Griffith, Kenneth, and Darrell K. White. 2021. “An Upper Mesopotamian Location for Babel.” Journal of Creation 35, no. 2 (August): 69–79.
Habermehl, Anne. 2011. “Where in the World is the Tower of Babel?” Answers Research Journal 4 (March 23): 25–53. https://answersresearchjournal.org/where-is-the-tower-of-babel/.
Osgood, A. John M. 2015. Over the Face of All the Earth. Queensland, Australia: Self published.
Osgood, A. John M. 2024. “Where in the World Is the Tower of Babel? Comments.” Answers Research Journal 17 (March 13): 215–216. https://answersresearchjournal.org/tower-of-babel/where-is-the-tower-of-babel-comments/ .
Potts, Daniel T. 1997. Mesopotamian Civilization: The Material Foundations. London, United Kingdom: The Athlone Press.

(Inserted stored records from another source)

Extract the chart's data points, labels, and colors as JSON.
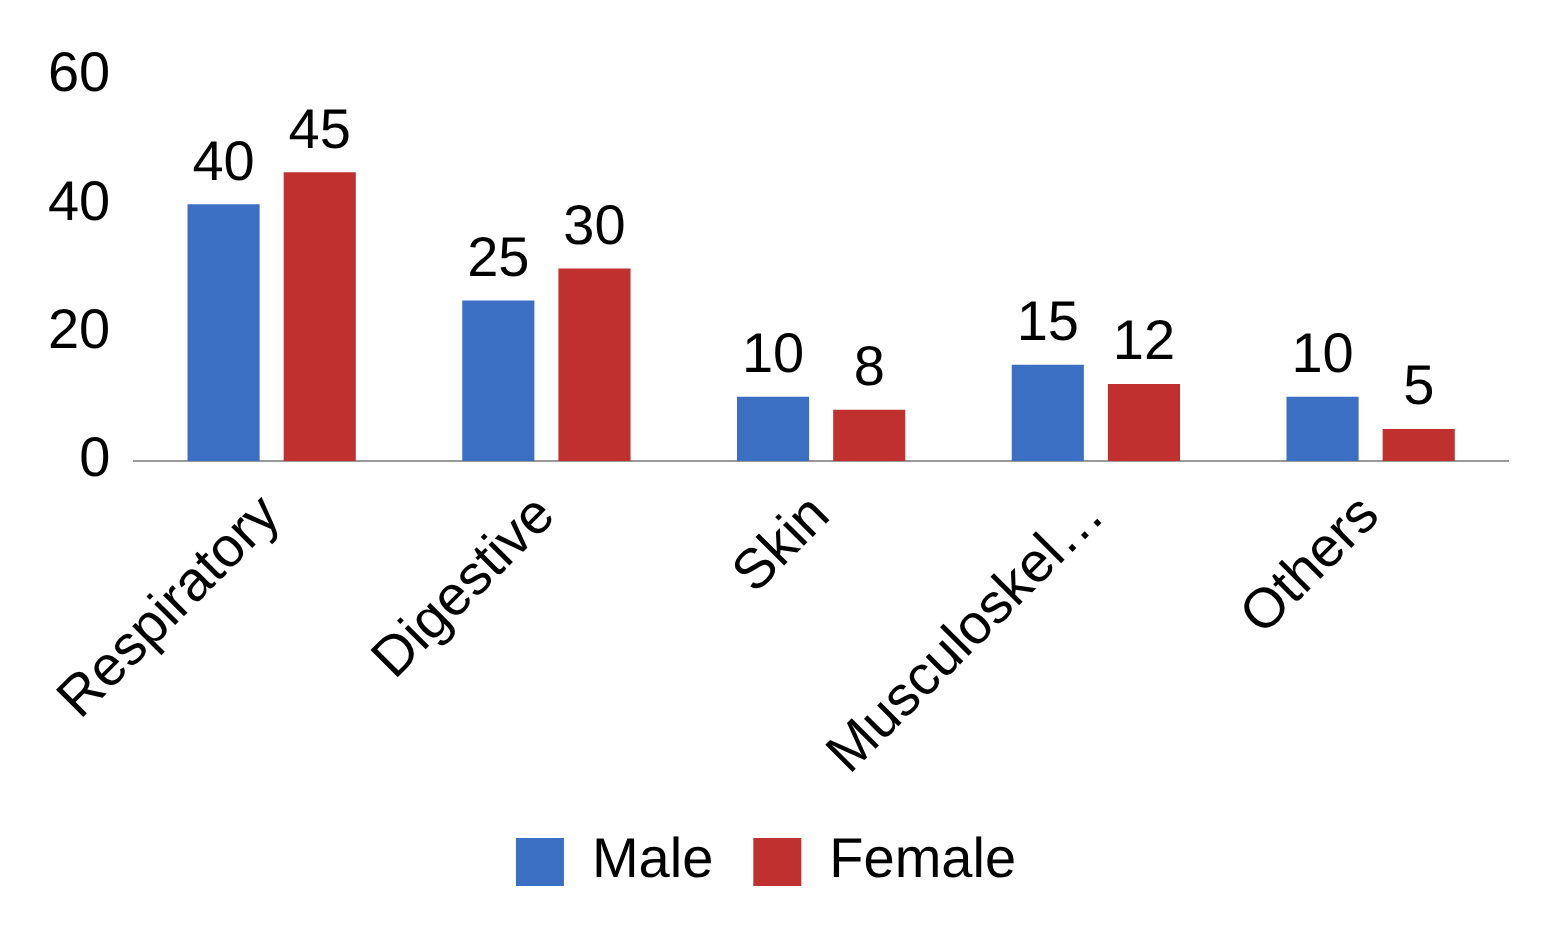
{
  "chart_data": {
    "type": "bar",
    "categories": [
      "Respiratory",
      "Digestive",
      "Skin",
      "Musculoskel…",
      "Others"
    ],
    "series": [
      {
        "name": "Male",
        "color": "#3a6fc4",
        "values": [
          40,
          25,
          10,
          15,
          10
        ]
      },
      {
        "name": "Female",
        "color": "#c0302e",
        "values": [
          45,
          30,
          8,
          12,
          5
        ]
      }
    ],
    "ylim": [
      0,
      60
    ],
    "yticks": [
      0,
      20,
      40,
      60
    ],
    "data_labels": true,
    "legend": "bottom",
    "grid": false
  }
}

Sissakian, Varoujan K. 2011. “Genesis and Age Estimation of the Tharthar Depression, Central West Iraq.” Iraqi Bulletin of Geology and Mining 7, no. 3: 47–62.
Sayce, Archibald Henry. 1895. Patriarchal Palestine. London, United Kingdom: Society for Promoting Christian Knowledge.
Taylor, Charles V. 1994. “Who Wrote Genesis? Are the Toledoth Colophons?“Creation Ex Nihilo Technical Journal 8, no. 2 (August): 204–211.
Editor’s Note
John Osgood responds:
I am not the least bit interested in answering this reply, which is so full of misunderstandings archaeologically, and interestingly of misreading what I wrote. My personal opinion is that these authors will keep this argument going ad infinitum if given the opportunity, and add confusion to confusion. While they show a significant amount of research in some areas, what comes through is great ignorance of the actual archaeology.
At no stage did I infer that Babel was at Eridu, I don’t know where they got that from. These people have added no further enlightenment on this subject and will leave the average reader in total confusion on the subject. I will leave my answer to Habermehl to stand as is and let the readers decide for themselves. But what is clear is that these authors have no better answer to Sumer and Babel than Habermehl.